Dietary feeding of GLE showed inhibition of human prostate tumor xenograft growth in nude mice. Male nude mice were subcutaneously injected with 106 PC-3-luc cells. (Ai) Bioluminescent images (representative one animal per group) depicting tumor progression over 4 weeks. (Aii) Quantitation of radiance (photons/s/cm2/sr) measured from tumors of vehicle- and GLE-, AEF-, FEF- and rutin-fed mice. (B) Tumor-volume (in mm3). (C) Tumor weight comparison along with photographic images of excised tumors. (D) Body weight comparison of vehicle and treatment groups. (*P < 0.05; two-way analysis of variance, compared with controls).

Figure 4.

Plasma concentration-time profiles of GLE and FEF (100mg/kg bw).
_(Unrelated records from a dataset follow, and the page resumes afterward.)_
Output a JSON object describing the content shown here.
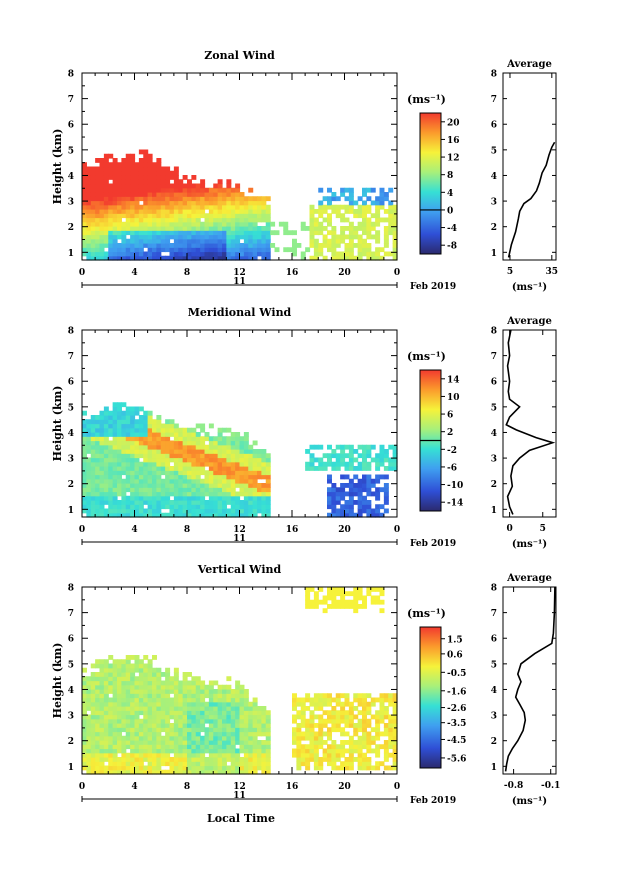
{
  "date_label": "Feb 2019",
  "day_label": "11",
  "xlabel_bottom": "Local Time",
  "colorbar_unit": "(ms⁻¹)",
  "chart_data": [
    {
      "type": "heatmap",
      "title": "Zonal Wind",
      "xlabel": "",
      "ylabel": "Height (km)",
      "x_ticks": [
        "0",
        "4",
        "8",
        "12",
        "16",
        "20",
        "0"
      ],
      "x_range": [
        0,
        24
      ],
      "y_ticks": [
        "1",
        "2",
        "3",
        "4",
        "5",
        "6",
        "7",
        "8"
      ],
      "y_range": [
        0.7,
        8.0
      ],
      "colorbar_ticks": [
        "20",
        "16",
        "12",
        "8",
        "4",
        "0",
        "-4",
        "-8"
      ],
      "colorbar_range": [
        -10,
        22
      ],
      "zero_line": 0,
      "average": {
        "title": "Average",
        "xlabel": "(ms⁻¹)",
        "x_ticks": [
          "5",
          "35"
        ],
        "x_range": [
          0,
          38
        ],
        "profile": [
          [
            4,
            0.8
          ],
          [
            6,
            1.3
          ],
          [
            9,
            1.8
          ],
          [
            11,
            2.3
          ],
          [
            12,
            2.6
          ],
          [
            15,
            2.9
          ],
          [
            20,
            3.1
          ],
          [
            24,
            3.4
          ],
          [
            26,
            3.7
          ],
          [
            28,
            4.1
          ],
          [
            31,
            4.4
          ],
          [
            33,
            4.8
          ],
          [
            35,
            5.1
          ],
          [
            37,
            5.3
          ]
        ]
      }
    },
    {
      "type": "heatmap",
      "title": "Meridional Wind",
      "xlabel": "",
      "ylabel": "Height (km)",
      "x_ticks": [
        "0",
        "4",
        "8",
        "12",
        "16",
        "20",
        "0"
      ],
      "x_range": [
        0,
        24
      ],
      "y_ticks": [
        "1",
        "2",
        "3",
        "4",
        "5",
        "6",
        "7",
        "8"
      ],
      "y_range": [
        0.7,
        8.0
      ],
      "colorbar_ticks": [
        "14",
        "10",
        "6",
        "2",
        "-2",
        "-6",
        "-10",
        "-14"
      ],
      "colorbar_range": [
        -16,
        16
      ],
      "zero_line": 0,
      "average": {
        "title": "Average",
        "xlabel": "(ms⁻¹)",
        "x_ticks": [
          "0",
          "5"
        ],
        "x_range": [
          -1,
          7
        ],
        "profile": [
          [
            0.5,
            0.8
          ],
          [
            0.0,
            1.1
          ],
          [
            -0.3,
            1.5
          ],
          [
            0.4,
            1.9
          ],
          [
            0.2,
            2.3
          ],
          [
            0.5,
            2.7
          ],
          [
            1.5,
            3.0
          ],
          [
            3.0,
            3.3
          ],
          [
            6.5,
            3.6
          ],
          [
            4.0,
            3.8
          ],
          [
            1.0,
            4.1
          ],
          [
            -0.5,
            4.3
          ],
          [
            0.0,
            4.6
          ],
          [
            1.5,
            5.0
          ],
          [
            0.0,
            5.3
          ],
          [
            -0.2,
            5.6
          ],
          [
            0.0,
            6.0
          ],
          [
            -0.3,
            6.6
          ],
          [
            0.0,
            7.0
          ],
          [
            -0.2,
            7.5
          ],
          [
            0.2,
            8.0
          ]
        ]
      }
    },
    {
      "type": "heatmap",
      "title": "Vertical Wind",
      "xlabel": "Local Time",
      "ylabel": "Height (km)",
      "x_ticks": [
        "0",
        "4",
        "8",
        "12",
        "16",
        "20",
        "0"
      ],
      "x_range": [
        0,
        24
      ],
      "y_ticks": [
        "1",
        "2",
        "3",
        "4",
        "5",
        "6",
        "7",
        "8"
      ],
      "y_range": [
        0.7,
        8.0
      ],
      "colorbar_ticks": [
        "1.5",
        "0.6",
        "-0.5",
        "-1.6",
        "-2.6",
        "-3.5",
        "-4.5",
        "-5.6"
      ],
      "colorbar_range": [
        -6.2,
        2.2
      ],
      "zero_line": null,
      "average": {
        "title": "Average",
        "xlabel": "(ms⁻¹)",
        "x_ticks": [
          "-0.8",
          "-0.1"
        ],
        "x_range": [
          -1.0,
          0.0
        ],
        "profile": [
          [
            -0.95,
            0.8
          ],
          [
            -0.93,
            1.1
          ],
          [
            -0.9,
            1.4
          ],
          [
            -0.82,
            1.7
          ],
          [
            -0.72,
            2.0
          ],
          [
            -0.62,
            2.4
          ],
          [
            -0.58,
            2.8
          ],
          [
            -0.6,
            3.1
          ],
          [
            -0.68,
            3.4
          ],
          [
            -0.76,
            3.7
          ],
          [
            -0.72,
            4.0
          ],
          [
            -0.66,
            4.3
          ],
          [
            -0.72,
            4.6
          ],
          [
            -0.66,
            5.0
          ],
          [
            -0.4,
            5.4
          ],
          [
            -0.08,
            5.8
          ],
          [
            -0.05,
            6.2
          ],
          [
            -0.03,
            7.0
          ],
          [
            -0.02,
            8.0
          ]
        ]
      }
    }
  ]
}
The plasma concentration-time profile of (A) rutin and (B) Q-3-G were quantitated in blood samples collected at various time points (0.08, 0.16, 0.25, 0.5, 1, 2, 4 and 6h) following oral administration of GLE and FEF. Error bars refer to Mean ± SD (*P < 0.05).

Figure 5.

Oral PK parameters of GLE and FEF. (A) Peak plasma concentration of rutin and Q-3-G (Cmax), (B) area under the concentration-time curve (AUClast) for rutin and Q-3-G determined using plasma samples collected at various time points (0.08, 0.16, 0.25, 0.5, 1, 2, 4 and 6h) for GLE and FEF.

Figure 6.

In vitro cellular uptake of flavonoids. (A) Comparison of cellular concentrations of rutin in the case of GLE and FEF treatments. (B) Concentration values of rutin in the case of GLE and FEF treatment for 4, 8 and 12h. Values and error bars refer to Mean ± SD (*P < 0.05).